Labor Day began not as a national holiday but in the streets, when, on September 5, 1882, thousands of bricklayers, printers, blacksmiths, railroad men, cigar makers, and others took a day off and marched in New York City. “Eight Hours for Work, Eight Hours for Rest, Eight Hours for What We Will” read one sign. “Labor creates all wealth,” read another. The movement for the holiday grew city by city and eventually the state and federal authorities made it official.
The national holiday emerged 12 years later in the face of a federal crackdown on labor. In 1894, at the behest of railroad companies and industrialists, President Grover Cleveland deployed more than 10,000 U.S. Army troops to break up the Pullmans strike in Chicago, the first truly nationwide strike, which involved more than 150,000 workers from coast to coast. Protesters were jailed, injured, and 40 were killed. Amid the turmoil that summer, and as an olive branch, Cleveland signed legislation to make Labor Day a national holiday.

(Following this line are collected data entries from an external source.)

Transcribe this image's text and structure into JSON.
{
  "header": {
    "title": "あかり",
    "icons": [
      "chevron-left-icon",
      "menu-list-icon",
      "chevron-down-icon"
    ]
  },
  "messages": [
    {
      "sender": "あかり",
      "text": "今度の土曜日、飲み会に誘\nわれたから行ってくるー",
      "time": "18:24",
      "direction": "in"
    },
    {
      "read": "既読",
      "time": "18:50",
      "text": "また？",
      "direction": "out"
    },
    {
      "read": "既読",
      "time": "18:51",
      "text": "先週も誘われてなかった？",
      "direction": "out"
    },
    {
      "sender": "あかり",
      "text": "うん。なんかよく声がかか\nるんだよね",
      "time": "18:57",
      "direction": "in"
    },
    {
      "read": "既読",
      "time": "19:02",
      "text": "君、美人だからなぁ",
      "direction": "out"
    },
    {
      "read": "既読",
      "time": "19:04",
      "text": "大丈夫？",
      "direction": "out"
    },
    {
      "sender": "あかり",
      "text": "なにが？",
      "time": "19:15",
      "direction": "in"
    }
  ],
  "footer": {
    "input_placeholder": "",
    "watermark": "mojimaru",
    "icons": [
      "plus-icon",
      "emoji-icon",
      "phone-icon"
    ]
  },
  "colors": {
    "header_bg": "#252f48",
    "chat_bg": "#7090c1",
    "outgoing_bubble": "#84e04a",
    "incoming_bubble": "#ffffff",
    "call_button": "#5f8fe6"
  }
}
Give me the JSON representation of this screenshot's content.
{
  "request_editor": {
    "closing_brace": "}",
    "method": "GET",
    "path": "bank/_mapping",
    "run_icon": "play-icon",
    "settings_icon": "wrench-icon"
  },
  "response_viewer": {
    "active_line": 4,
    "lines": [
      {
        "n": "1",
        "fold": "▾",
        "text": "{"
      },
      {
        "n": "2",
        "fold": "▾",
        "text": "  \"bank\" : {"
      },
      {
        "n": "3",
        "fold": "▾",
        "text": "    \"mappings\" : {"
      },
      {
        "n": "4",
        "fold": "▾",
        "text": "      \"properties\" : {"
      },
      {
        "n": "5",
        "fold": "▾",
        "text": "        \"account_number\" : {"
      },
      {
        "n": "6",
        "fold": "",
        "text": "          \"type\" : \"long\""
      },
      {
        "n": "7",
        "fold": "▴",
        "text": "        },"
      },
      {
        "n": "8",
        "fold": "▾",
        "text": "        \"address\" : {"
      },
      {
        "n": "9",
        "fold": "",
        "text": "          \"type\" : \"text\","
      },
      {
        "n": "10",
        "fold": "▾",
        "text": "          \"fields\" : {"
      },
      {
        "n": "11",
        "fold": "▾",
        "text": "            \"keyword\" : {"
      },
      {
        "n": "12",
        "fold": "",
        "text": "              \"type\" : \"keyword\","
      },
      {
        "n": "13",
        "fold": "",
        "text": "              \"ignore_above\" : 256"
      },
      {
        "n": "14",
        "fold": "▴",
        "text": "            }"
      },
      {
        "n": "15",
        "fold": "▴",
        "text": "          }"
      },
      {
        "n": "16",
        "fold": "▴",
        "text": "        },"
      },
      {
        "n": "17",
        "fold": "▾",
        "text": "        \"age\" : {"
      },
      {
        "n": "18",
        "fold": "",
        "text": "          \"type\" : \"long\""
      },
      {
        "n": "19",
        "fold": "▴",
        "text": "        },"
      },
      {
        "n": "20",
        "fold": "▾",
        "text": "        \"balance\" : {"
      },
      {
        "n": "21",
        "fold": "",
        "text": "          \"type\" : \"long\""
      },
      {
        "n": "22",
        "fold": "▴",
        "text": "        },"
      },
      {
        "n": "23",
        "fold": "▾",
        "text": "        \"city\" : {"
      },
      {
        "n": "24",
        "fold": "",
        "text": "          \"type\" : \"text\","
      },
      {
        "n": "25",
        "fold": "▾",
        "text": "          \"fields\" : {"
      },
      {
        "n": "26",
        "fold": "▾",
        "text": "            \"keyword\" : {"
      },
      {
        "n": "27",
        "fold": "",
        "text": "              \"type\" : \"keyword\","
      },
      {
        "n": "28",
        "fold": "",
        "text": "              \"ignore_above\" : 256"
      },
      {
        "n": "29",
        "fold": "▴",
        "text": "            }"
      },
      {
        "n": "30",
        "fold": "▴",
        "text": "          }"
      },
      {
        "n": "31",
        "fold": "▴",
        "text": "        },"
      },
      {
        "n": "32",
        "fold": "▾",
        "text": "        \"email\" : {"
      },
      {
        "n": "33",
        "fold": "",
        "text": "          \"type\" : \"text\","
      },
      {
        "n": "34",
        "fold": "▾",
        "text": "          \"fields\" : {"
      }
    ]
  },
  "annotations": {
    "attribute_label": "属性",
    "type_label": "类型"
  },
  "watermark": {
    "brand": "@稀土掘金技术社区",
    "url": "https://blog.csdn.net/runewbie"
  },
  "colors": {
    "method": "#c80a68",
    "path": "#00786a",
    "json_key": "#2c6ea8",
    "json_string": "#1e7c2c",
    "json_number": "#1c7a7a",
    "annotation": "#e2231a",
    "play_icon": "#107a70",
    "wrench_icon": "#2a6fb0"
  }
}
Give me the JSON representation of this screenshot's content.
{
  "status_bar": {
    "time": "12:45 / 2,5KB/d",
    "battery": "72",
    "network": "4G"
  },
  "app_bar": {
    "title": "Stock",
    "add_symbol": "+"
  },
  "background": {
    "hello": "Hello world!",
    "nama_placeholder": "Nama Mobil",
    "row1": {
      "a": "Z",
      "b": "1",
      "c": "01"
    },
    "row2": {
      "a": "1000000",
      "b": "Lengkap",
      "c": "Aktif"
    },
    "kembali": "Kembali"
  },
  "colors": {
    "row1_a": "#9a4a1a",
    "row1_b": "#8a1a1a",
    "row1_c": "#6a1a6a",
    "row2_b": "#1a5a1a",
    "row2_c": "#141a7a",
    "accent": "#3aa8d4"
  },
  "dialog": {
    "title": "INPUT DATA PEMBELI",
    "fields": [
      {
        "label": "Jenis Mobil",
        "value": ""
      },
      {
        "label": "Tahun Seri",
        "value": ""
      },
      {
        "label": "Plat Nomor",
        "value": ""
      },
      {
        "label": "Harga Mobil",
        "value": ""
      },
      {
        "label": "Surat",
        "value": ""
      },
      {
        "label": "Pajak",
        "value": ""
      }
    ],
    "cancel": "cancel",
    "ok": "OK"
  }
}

Eugene Debs, the leader of the Pullman strike, dismissed the corporate paternalism of industrialist George Pullman, who sought to take care of “our poor workingmen.” The real issue, Debs said, was “What can we do for ourselves?” This – the labor movement’s foundational values of self-determination and self-reliance – is what makes Labor Day a quintessentially American celebration.
As we enjoy a day off for Labor Day this year, let’s also celebrate the brothers and sisters who created BAC, the rights we have as American workers, the benefits and support that we are so fortunate to have as union members. This holiday has special significance and should be celebrated for the right reasons.